Signatures of incoherence in a quantum information processor

TL;DR

This paper investigates incoherent noise in quantum processors, distinguishing it from decoherence, and demonstrates methods to identify and control incoherence during entangling operations through simulations and NMR experiments.

Contribution

It introduces a way to detect and analyze incoherence during entangling operations, which is more challenging than in small Hilbert spaces, using fidelity decay signatures.

Findings

Incoherence can be distinguished from decoherence via fidelity decay signatures.

Experimental validation was performed using a three-qubit NMR system.

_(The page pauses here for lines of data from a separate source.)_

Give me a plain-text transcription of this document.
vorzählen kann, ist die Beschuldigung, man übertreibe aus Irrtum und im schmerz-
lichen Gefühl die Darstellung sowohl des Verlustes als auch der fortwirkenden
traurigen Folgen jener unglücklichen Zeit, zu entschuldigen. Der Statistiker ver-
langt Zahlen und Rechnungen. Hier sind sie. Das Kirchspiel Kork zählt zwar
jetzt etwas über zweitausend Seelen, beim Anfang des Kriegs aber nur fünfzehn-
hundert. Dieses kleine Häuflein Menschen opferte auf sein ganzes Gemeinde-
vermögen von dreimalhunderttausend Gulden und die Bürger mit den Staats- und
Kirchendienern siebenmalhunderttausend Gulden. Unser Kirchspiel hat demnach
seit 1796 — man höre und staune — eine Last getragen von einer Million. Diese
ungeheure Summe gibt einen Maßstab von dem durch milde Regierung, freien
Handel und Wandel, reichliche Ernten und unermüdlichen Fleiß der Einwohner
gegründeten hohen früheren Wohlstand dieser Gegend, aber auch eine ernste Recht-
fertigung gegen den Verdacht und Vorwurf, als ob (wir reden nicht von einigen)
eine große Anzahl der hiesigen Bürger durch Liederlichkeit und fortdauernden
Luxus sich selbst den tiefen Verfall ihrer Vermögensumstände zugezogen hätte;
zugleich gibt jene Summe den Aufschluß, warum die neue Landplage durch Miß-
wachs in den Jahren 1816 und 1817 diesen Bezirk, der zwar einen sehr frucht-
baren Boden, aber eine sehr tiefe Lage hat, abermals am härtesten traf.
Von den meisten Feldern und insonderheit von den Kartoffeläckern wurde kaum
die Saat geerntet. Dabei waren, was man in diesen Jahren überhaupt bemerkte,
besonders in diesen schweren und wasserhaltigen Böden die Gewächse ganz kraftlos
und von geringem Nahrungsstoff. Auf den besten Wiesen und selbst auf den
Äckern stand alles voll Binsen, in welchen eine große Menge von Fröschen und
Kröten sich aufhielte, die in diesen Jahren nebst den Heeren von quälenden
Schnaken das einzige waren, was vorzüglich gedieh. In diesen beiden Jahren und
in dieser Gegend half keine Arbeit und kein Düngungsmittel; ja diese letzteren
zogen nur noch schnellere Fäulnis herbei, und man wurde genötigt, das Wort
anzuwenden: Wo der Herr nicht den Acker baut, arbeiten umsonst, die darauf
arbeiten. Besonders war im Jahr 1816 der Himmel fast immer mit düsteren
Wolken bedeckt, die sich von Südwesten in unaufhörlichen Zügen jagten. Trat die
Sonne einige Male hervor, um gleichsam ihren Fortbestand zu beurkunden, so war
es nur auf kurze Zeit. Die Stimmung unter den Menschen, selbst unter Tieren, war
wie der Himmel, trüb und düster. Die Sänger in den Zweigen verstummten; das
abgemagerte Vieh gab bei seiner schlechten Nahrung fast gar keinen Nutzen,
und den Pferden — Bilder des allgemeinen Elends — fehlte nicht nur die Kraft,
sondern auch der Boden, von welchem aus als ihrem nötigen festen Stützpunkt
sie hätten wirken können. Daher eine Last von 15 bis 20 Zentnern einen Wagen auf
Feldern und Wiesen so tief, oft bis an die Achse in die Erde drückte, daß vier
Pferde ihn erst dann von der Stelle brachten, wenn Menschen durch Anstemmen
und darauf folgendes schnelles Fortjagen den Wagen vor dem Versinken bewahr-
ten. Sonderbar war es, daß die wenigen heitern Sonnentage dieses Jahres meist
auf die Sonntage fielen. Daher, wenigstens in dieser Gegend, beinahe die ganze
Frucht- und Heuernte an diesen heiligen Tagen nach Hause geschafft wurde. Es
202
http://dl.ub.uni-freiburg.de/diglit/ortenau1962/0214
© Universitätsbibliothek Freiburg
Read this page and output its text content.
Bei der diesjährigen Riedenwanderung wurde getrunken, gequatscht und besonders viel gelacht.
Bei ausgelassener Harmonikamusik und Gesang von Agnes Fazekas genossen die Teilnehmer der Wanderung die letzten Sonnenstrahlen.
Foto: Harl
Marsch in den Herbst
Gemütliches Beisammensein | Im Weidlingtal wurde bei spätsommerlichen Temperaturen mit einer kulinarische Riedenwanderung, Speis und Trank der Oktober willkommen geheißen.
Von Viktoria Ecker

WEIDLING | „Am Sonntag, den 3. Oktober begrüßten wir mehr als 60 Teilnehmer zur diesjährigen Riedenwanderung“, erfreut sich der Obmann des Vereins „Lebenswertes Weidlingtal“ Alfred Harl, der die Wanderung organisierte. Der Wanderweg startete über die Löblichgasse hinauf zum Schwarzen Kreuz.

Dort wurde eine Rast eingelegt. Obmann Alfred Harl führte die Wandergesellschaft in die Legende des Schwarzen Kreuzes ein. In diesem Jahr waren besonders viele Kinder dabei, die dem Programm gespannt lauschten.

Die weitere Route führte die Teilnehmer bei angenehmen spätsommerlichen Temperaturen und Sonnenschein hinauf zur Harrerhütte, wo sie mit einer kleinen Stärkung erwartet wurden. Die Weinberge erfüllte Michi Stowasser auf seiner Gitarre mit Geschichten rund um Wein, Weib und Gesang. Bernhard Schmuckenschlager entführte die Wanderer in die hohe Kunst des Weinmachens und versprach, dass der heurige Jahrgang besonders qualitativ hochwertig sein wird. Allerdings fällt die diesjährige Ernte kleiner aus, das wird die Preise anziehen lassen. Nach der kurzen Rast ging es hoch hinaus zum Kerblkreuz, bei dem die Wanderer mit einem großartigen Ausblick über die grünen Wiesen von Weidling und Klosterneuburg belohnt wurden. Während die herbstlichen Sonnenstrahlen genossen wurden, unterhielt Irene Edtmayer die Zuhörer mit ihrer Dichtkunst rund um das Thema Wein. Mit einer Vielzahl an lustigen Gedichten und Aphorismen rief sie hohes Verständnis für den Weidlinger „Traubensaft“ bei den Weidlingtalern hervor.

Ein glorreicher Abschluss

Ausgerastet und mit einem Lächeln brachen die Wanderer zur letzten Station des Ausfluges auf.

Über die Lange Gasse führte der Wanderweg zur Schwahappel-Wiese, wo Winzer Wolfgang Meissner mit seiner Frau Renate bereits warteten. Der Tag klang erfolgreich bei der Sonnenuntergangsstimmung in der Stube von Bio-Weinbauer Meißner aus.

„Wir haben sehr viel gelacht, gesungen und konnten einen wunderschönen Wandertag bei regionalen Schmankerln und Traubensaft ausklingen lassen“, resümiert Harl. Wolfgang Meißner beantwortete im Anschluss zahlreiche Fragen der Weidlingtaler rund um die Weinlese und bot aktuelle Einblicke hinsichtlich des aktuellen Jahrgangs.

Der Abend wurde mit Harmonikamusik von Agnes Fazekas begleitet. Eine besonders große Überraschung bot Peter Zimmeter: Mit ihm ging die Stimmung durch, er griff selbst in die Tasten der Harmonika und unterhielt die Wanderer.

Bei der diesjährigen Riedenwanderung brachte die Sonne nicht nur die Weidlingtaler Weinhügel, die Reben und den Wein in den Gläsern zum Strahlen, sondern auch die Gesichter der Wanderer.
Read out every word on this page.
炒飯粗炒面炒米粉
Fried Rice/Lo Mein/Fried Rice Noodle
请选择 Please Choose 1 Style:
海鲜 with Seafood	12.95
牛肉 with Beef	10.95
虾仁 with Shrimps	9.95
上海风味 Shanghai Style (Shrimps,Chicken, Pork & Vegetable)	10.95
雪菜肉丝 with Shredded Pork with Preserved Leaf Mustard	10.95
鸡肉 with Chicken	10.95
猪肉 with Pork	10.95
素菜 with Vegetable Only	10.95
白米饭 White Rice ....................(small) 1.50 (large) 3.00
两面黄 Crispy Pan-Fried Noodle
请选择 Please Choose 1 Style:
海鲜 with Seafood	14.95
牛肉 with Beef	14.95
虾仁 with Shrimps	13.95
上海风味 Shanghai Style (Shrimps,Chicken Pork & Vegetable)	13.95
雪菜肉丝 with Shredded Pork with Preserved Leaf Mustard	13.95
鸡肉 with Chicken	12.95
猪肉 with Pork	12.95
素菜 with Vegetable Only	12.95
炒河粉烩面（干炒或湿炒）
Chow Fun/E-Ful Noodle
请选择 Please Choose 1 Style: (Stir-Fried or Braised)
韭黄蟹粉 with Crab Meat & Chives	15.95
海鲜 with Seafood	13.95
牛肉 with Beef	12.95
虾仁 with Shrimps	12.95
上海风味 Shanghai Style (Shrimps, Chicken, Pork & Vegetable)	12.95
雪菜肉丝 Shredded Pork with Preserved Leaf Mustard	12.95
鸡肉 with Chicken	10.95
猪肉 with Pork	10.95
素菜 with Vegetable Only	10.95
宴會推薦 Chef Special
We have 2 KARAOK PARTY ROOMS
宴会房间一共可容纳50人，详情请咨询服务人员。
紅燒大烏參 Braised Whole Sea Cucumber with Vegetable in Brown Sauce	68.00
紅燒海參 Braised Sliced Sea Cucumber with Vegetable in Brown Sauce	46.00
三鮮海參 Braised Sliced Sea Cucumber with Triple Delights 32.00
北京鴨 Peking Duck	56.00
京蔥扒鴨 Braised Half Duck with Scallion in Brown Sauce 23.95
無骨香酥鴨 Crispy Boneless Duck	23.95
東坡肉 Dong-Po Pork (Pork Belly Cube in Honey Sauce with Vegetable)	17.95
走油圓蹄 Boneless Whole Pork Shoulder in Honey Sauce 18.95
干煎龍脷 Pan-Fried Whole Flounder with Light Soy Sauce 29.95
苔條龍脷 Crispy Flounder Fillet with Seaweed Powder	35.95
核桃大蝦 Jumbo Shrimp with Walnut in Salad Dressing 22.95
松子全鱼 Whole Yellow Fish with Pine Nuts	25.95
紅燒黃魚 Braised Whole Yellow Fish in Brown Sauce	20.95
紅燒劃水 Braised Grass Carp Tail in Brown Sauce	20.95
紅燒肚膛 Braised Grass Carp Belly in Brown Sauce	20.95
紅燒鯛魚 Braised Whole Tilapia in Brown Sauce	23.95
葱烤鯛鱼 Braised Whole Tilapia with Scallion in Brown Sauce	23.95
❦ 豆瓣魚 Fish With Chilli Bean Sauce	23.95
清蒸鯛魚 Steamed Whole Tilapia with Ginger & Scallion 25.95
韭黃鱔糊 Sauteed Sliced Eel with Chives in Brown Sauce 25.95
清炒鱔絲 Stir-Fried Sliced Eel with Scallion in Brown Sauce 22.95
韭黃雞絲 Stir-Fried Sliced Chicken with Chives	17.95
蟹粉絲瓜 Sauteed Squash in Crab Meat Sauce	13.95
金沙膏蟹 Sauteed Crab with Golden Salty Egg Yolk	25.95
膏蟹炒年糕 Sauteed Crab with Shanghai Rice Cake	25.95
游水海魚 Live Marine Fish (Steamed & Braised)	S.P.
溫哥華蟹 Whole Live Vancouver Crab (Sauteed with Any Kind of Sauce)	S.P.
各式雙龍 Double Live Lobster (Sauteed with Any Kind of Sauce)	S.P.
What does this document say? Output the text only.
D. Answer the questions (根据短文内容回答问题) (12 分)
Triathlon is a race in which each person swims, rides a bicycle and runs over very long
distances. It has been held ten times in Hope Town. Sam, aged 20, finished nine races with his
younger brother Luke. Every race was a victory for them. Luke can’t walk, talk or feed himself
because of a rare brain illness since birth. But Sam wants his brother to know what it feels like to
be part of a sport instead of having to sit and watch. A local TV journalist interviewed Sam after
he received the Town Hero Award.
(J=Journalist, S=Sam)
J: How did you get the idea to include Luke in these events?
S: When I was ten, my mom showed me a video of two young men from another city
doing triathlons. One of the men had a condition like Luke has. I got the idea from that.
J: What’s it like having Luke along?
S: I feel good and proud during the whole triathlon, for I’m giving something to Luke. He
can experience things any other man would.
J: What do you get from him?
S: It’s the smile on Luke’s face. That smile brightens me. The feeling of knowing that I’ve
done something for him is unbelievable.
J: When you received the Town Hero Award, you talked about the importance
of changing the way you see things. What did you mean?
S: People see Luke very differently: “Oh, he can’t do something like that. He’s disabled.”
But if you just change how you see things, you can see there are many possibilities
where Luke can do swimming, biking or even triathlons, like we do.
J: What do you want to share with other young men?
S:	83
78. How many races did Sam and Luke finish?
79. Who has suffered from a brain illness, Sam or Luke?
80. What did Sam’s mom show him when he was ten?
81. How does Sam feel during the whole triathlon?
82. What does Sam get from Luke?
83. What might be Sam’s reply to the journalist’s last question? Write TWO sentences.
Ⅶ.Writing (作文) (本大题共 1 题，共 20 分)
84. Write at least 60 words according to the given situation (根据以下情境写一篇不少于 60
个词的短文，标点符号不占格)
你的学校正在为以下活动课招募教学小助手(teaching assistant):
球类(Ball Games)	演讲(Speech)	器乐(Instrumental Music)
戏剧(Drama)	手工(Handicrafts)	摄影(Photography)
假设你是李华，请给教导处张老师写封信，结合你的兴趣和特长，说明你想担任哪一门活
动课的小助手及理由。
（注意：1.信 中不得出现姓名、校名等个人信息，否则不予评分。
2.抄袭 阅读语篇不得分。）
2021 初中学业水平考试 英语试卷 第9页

Numerical simulations support the identification of incoherence signatures.

Abstract

Incoherent noise is manifest in measurements of expectation values when the underlying ensemble evolves under a classical distribution of unitary processes. While many incoherent processes appear decoherent, there are important differences. The distribution functions underlying incoherent processes are either static or slowly varying with respect to control operations and so the errors introduced by these distributions are refocusable. The observation and control of incoherence in small Hilbert spaces is well known. Here we explore incoherence during an entangling operation, such as is relevant in quantum information processing. As expected, it is more difficult to separate incoherence and decoherence over such processes. However, by studying the fidelity decay under a cyclic entangling map we are able to identify distinctive experimental signatures of incoherence. This result is demonstrated both through numerical simulations and experimentally in a three qubit nuclear magnetic resonance implementation.